2014 NBA Playoffs: Miami Heat Look To Make Desperation A Positive
There are certain times in life where perception not only appears to be reality, but it becomes it, and the NBA is no different.
For weeks, reports from here to ESPN have been written about the Indiana Pacers being on the ropes. As some of us dismissed the talk as premature, the No. 1 seed came out and proved us wrong by overshadowing a 16-point victory with news of Lance Stephenson and Evan Turner attempting to Floyd Mayweather each other in a pre-series practice.
Perhaps it’s all a part of the pressure of playing for new contracts or possibly trying to save coach Frank Vogel’s job — the same way the Golden State Warriors were nearly brawling in Los Angeles to save Mark Jackson’s. Who knows? Desperate times call for desperate measures.

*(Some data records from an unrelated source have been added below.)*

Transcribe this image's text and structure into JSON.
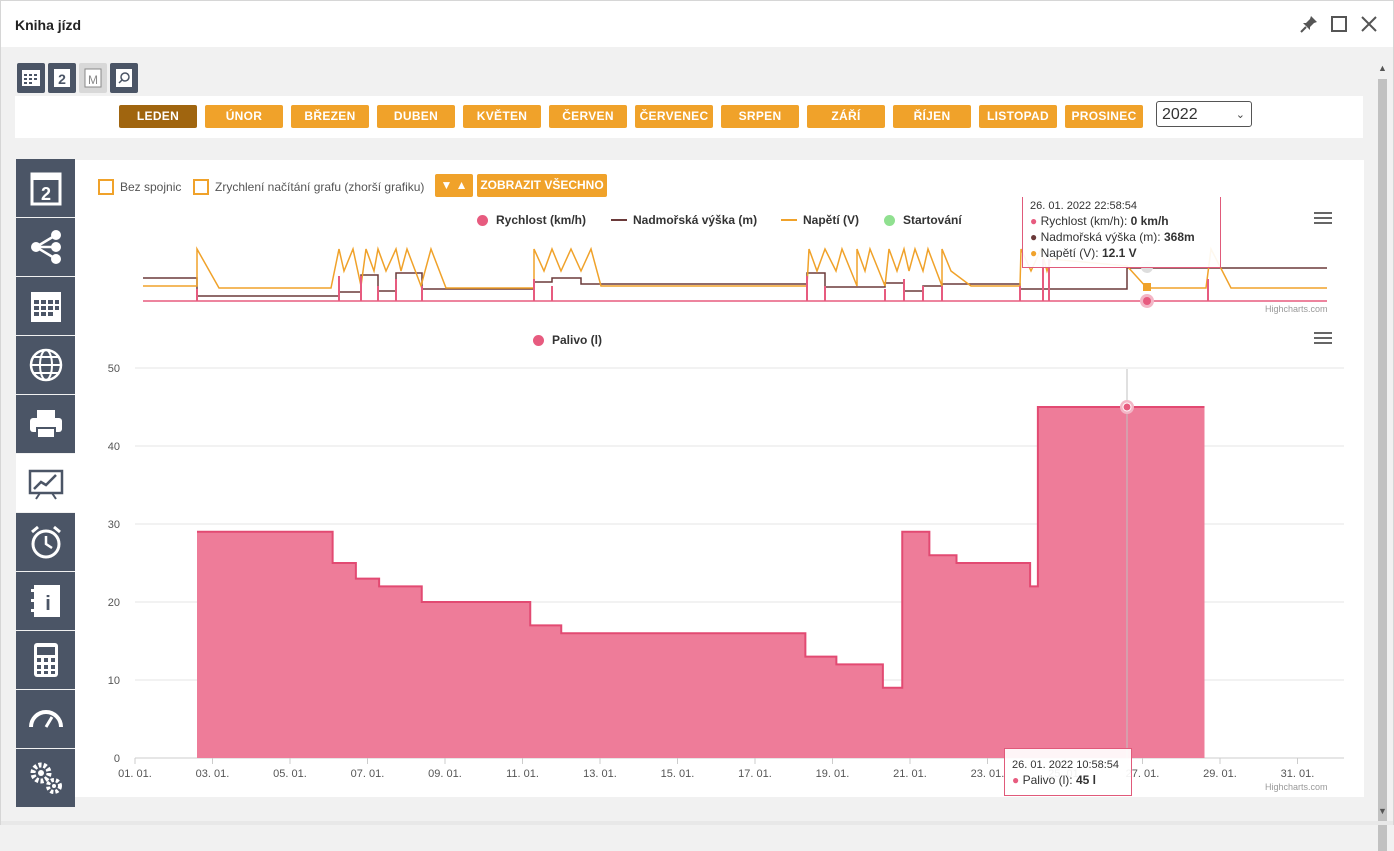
{
  "window": {
    "title": "Kniha jízd"
  },
  "months": [
    {
      "label": "LEDEN",
      "active": true
    },
    {
      "label": "ÚNOR",
      "active": false
    },
    {
      "label": "BŘEZEN",
      "active": false
    },
    {
      "label": "DUBEN",
      "active": false
    },
    {
      "label": "KVĚTEN",
      "active": false
    },
    {
      "label": "ČERVEN",
      "active": false
    },
    {
      "label": "ČERVENEC",
      "active": false
    },
    {
      "label": "SRPEN",
      "active": false
    },
    {
      "label": "ZÁŘÍ",
      "active": false
    },
    {
      "label": "ŘÍJEN",
      "active": false
    },
    {
      "label": "LISTOPAD",
      "active": false
    },
    {
      "label": "PROSINEC",
      "active": false
    }
  ],
  "year": "2022",
  "options": {
    "no_lines_label": "Bez spojnic",
    "fast_load_label": "Zrychlení načítání grafu (zhorší grafiku)",
    "show_all_label": "ZOBRAZIT VŠECHNO",
    "toggle_label": "▼ ▲"
  },
  "colors": {
    "speed": "#e75b7f",
    "altitude": "#6b3a3a",
    "voltage": "#f0a22a",
    "start": "#90e090",
    "fuel": "#e75b7f",
    "accent": "#f0a22a",
    "sidebar": "#4b5566"
  },
  "sidebar_icons": [
    "calendar-day-icon",
    "share-nodes-icon",
    "calendar-month-icon",
    "globe-icon",
    "printer-icon",
    "chart-presentation-icon",
    "alarm-clock-icon",
    "info-book-icon",
    "calculator-icon",
    "speedometer-icon",
    "gears-icon"
  ],
  "top_chart": {
    "legend": [
      "Rychlost (km/h)",
      "Nadmořská výška (m)",
      "Napětí (V)",
      "Startování"
    ],
    "tooltip": {
      "time": "26. 01. 2022 22:58:54",
      "speed_label": "Rychlost (km/h):",
      "speed_value": "0 km/h",
      "altitude_label": "Nadmořská výška (m):",
      "altitude_value": "368m",
      "voltage_label": "Napětí (V):",
      "voltage_value": "12.1 V"
    },
    "credit": "Highcharts.com"
  },
  "chart_data": {
    "type": "area",
    "title": "",
    "series": [
      {
        "name": "Palivo (l)",
        "x": [
          "02. 01.",
          "06. 01.",
          "06. 01.",
          "07. 01.",
          "07. 01.",
          "08. 01.",
          "08. 01.",
          "09. 01.",
          "11. 01.",
          "11. 01.",
          "12. 01.",
          "12. 01.",
          "18. 01.",
          "18. 01.",
          "19. 01.",
          "19. 01.",
          "20. 01.",
          "20. 01.",
          "21. 01.",
          "21. 01.",
          "21. 01.",
          "22. 01.",
          "22. 01.",
          "24. 01.",
          "24. 01.",
          "25. 01.",
          "28. 01."
        ],
        "values": [
          29,
          29,
          25,
          25,
          23,
          23,
          22,
          20,
          19,
          17,
          17,
          16,
          15,
          13,
          13,
          12,
          12,
          9,
          9,
          29,
          26,
          26,
          25,
          25,
          22,
          45,
          45
        ]
      }
    ],
    "xlabel": "",
    "ylabel": "",
    "ylim": [
      0,
      50
    ],
    "yticks": [
      "0",
      "10",
      "20",
      "30",
      "40",
      "50"
    ],
    "xticks": [
      "01. 01.",
      "03. 01.",
      "05. 01.",
      "07. 01.",
      "09. 01.",
      "11. 01.",
      "13. 01.",
      "15. 01.",
      "17. 01.",
      "19. 01.",
      "21. 01.",
      "23. 01.",
      "25. 01.",
      "27. 01.",
      "29. 01.",
      "31. 01."
    ],
    "legend": [
      "Palivo (l)"
    ],
    "tooltip": {
      "time": "26. 01. 2022 10:58:54",
      "label": "Palivo (l):",
      "value": "45 l"
    },
    "credit": "Highcharts.com"
  }
}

As the South Florida Sun-Sentinel‘s Dave Hyde points out, that statement does not exclude the Miami Heat:
“[Erik] Spoelstra doesn’t have five players to trust in every situation… The Heat have so many players on their outer edges of careers that Spoelstra’s challenge is to mix and match what remaining skill a player might have against the opponent.”

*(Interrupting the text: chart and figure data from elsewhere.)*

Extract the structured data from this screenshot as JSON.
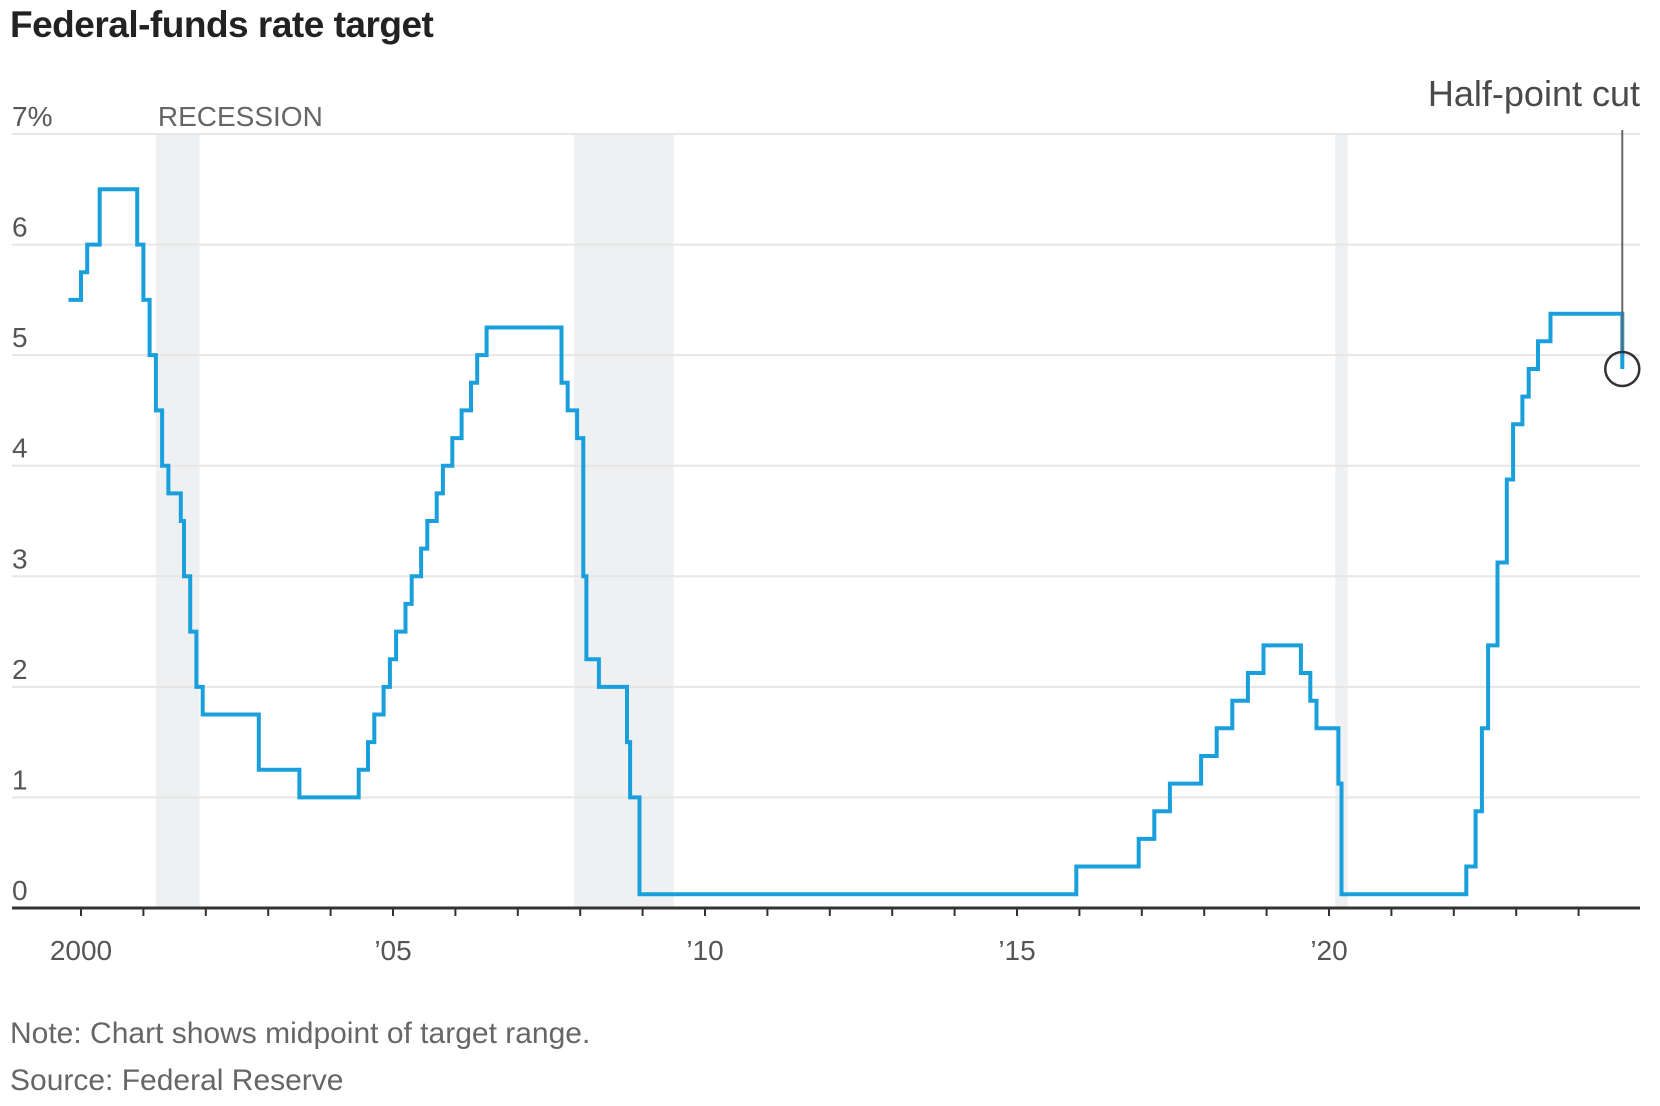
{
  "chart_data": {
    "type": "line",
    "title": "Federal-funds rate target",
    "note": "Note: Chart shows midpoint of target range.",
    "source": "Source: Federal Reserve",
    "xlabel": "",
    "ylabel": "",
    "ylim": [
      0,
      7
    ],
    "xlim": [
      1999.8,
      2024.9
    ],
    "y_ticks": [
      {
        "value": 0,
        "label": "0"
      },
      {
        "value": 1,
        "label": "1"
      },
      {
        "value": 2,
        "label": "2"
      },
      {
        "value": 3,
        "label": "3"
      },
      {
        "value": 4,
        "label": "4"
      },
      {
        "value": 5,
        "label": "5"
      },
      {
        "value": 6,
        "label": "6"
      },
      {
        "value": 7,
        "label": "7%"
      }
    ],
    "x_ticks": [
      {
        "value": 2000,
        "label": "2000"
      },
      {
        "value": 2005,
        "label": "’05"
      },
      {
        "value": 2010,
        "label": "’10"
      },
      {
        "value": 2015,
        "label": "’15"
      },
      {
        "value": 2020,
        "label": "’20"
      }
    ],
    "grid": true,
    "recessions": [
      {
        "start": 2001.2,
        "end": 2001.9
      },
      {
        "start": 2007.9,
        "end": 2009.5
      },
      {
        "start": 2020.1,
        "end": 2020.3
      }
    ],
    "recession_label": "RECESSION",
    "annotation": {
      "text": "Half-point cut",
      "x": 2024.7,
      "y": 4.875
    },
    "colors": {
      "line": "#1a9fdd",
      "recession": "#eef0f2",
      "grid": "#e6e6e6",
      "axis": "#333333",
      "annotation": "#444444"
    },
    "series": [
      {
        "values": [
          [
            1999.8,
            5.5
          ],
          [
            2000.0,
            5.75
          ],
          [
            2000.1,
            6.0
          ],
          [
            2000.3,
            6.5
          ],
          [
            2000.9,
            6.0
          ],
          [
            2001.0,
            5.5
          ],
          [
            2001.1,
            5.0
          ],
          [
            2001.2,
            4.5
          ],
          [
            2001.3,
            4.0
          ],
          [
            2001.4,
            3.75
          ],
          [
            2001.6,
            3.5
          ],
          [
            2001.65,
            3.0
          ],
          [
            2001.75,
            2.5
          ],
          [
            2001.85,
            2.0
          ],
          [
            2001.95,
            1.75
          ],
          [
            2002.85,
            1.25
          ],
          [
            2003.5,
            1.0
          ],
          [
            2004.45,
            1.25
          ],
          [
            2004.6,
            1.5
          ],
          [
            2004.7,
            1.75
          ],
          [
            2004.85,
            2.0
          ],
          [
            2004.95,
            2.25
          ],
          [
            2005.05,
            2.5
          ],
          [
            2005.2,
            2.75
          ],
          [
            2005.3,
            3.0
          ],
          [
            2005.45,
            3.25
          ],
          [
            2005.55,
            3.5
          ],
          [
            2005.7,
            3.75
          ],
          [
            2005.8,
            4.0
          ],
          [
            2005.95,
            4.25
          ],
          [
            2006.1,
            4.5
          ],
          [
            2006.25,
            4.75
          ],
          [
            2006.35,
            5.0
          ],
          [
            2006.5,
            5.25
          ],
          [
            2007.7,
            4.75
          ],
          [
            2007.8,
            4.5
          ],
          [
            2007.95,
            4.25
          ],
          [
            2008.05,
            3.0
          ],
          [
            2008.1,
            2.25
          ],
          [
            2008.3,
            2.0
          ],
          [
            2008.75,
            1.5
          ],
          [
            2008.8,
            1.0
          ],
          [
            2008.95,
            0.125
          ],
          [
            2015.95,
            0.375
          ],
          [
            2016.95,
            0.625
          ],
          [
            2017.2,
            0.875
          ],
          [
            2017.45,
            1.125
          ],
          [
            2017.95,
            1.375
          ],
          [
            2018.2,
            1.625
          ],
          [
            2018.45,
            1.875
          ],
          [
            2018.7,
            2.125
          ],
          [
            2018.95,
            2.375
          ],
          [
            2019.55,
            2.125
          ],
          [
            2019.7,
            1.875
          ],
          [
            2019.8,
            1.625
          ],
          [
            2020.15,
            1.125
          ],
          [
            2020.2,
            0.125
          ],
          [
            2022.2,
            0.375
          ],
          [
            2022.35,
            0.875
          ],
          [
            2022.45,
            1.625
          ],
          [
            2022.55,
            2.375
          ],
          [
            2022.7,
            3.125
          ],
          [
            2022.85,
            3.875
          ],
          [
            2022.95,
            4.375
          ],
          [
            2023.1,
            4.625
          ],
          [
            2023.2,
            4.875
          ],
          [
            2023.35,
            5.125
          ],
          [
            2023.55,
            5.375
          ],
          [
            2024.7,
            4.875
          ]
        ]
      }
    ]
  }
}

Hyde’s point was that the Heat were not random with their lineups because it was a genius formula for winning. He felt like coach Spoelstra’s rotations were built out of necessity, due to the lack of support around Chris Bosh, LeBron James and Dwyane Wade. However, I see things differently.

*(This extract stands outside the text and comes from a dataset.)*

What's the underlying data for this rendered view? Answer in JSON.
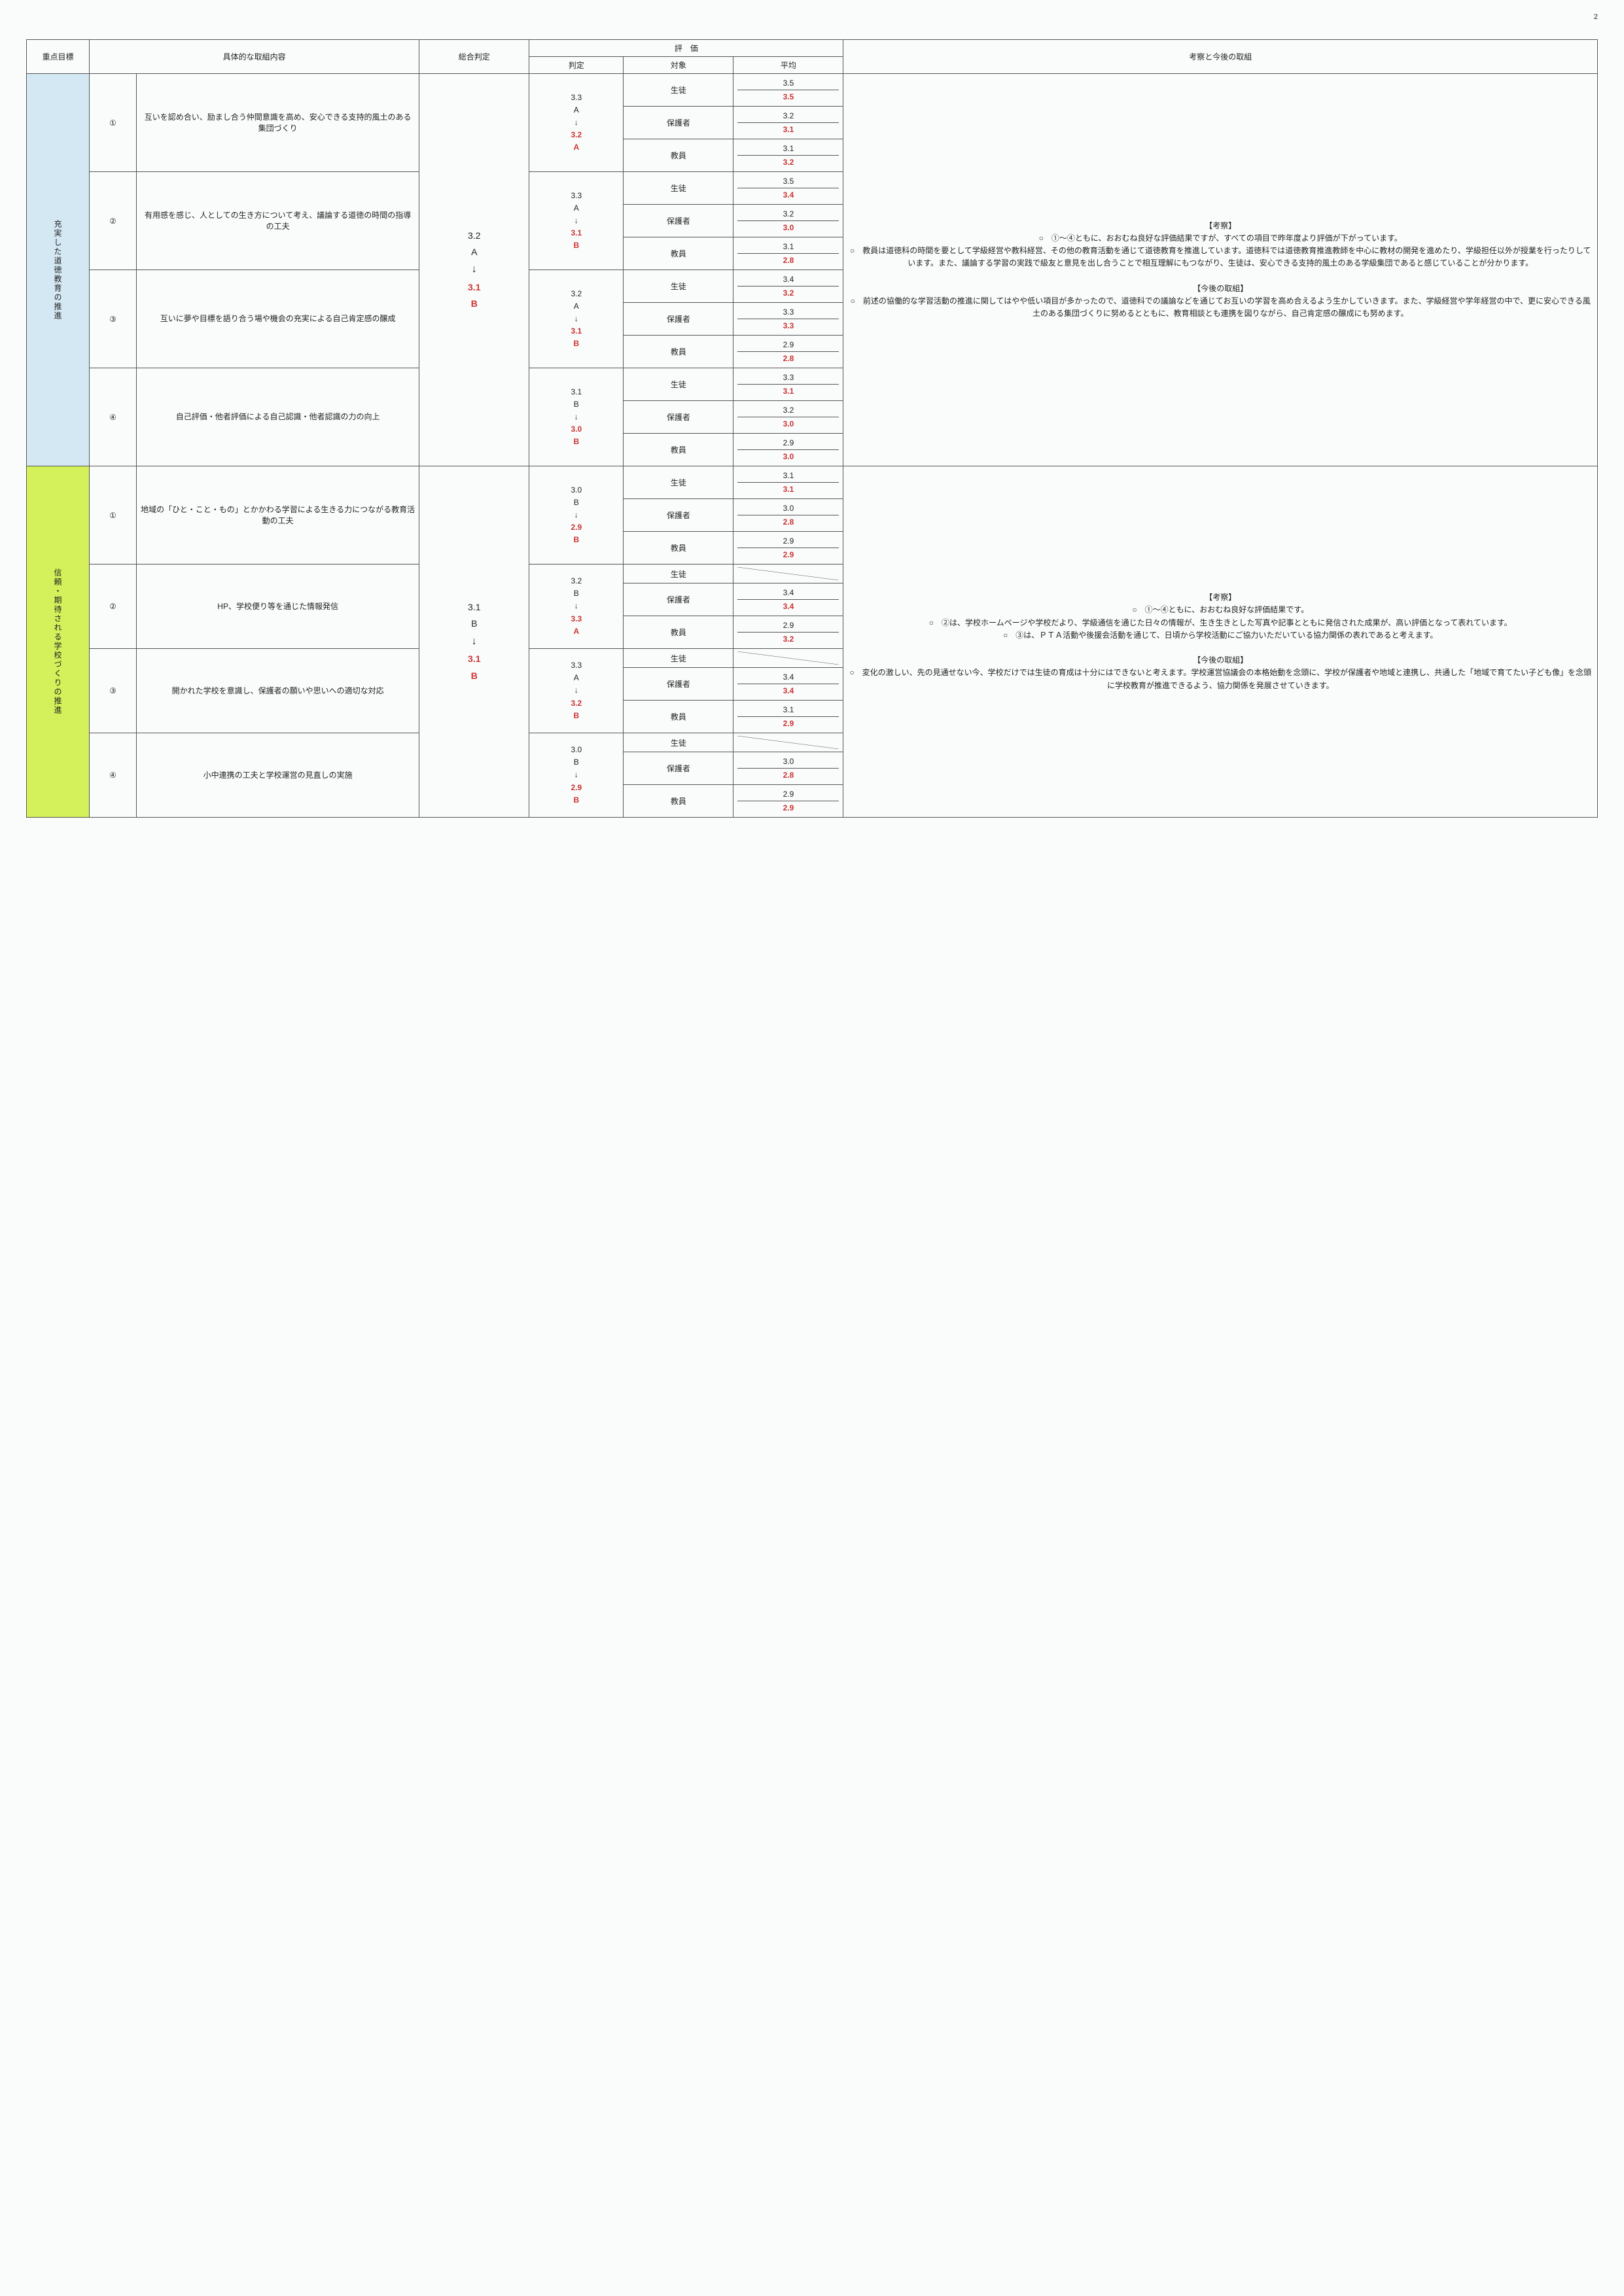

I believe success hit Miami because the players were more desperate than the organization. They had to win. Between having the eyes of the basketball world on their every movement and being expected to bring home every championship, there really was no other choice. But above all, it was pride.
This is the reason why Shane Battier was seen racing from baseline to baseline knocking down threes while everyone else was long gone from the practice floor. His pride wouldn’t allow him to miss the third playoff game of his career without putting up a fight.
Despite all of the talk about sacrifice, players want to play. So, when they finally get their chance, the only desperation is to prove themselves.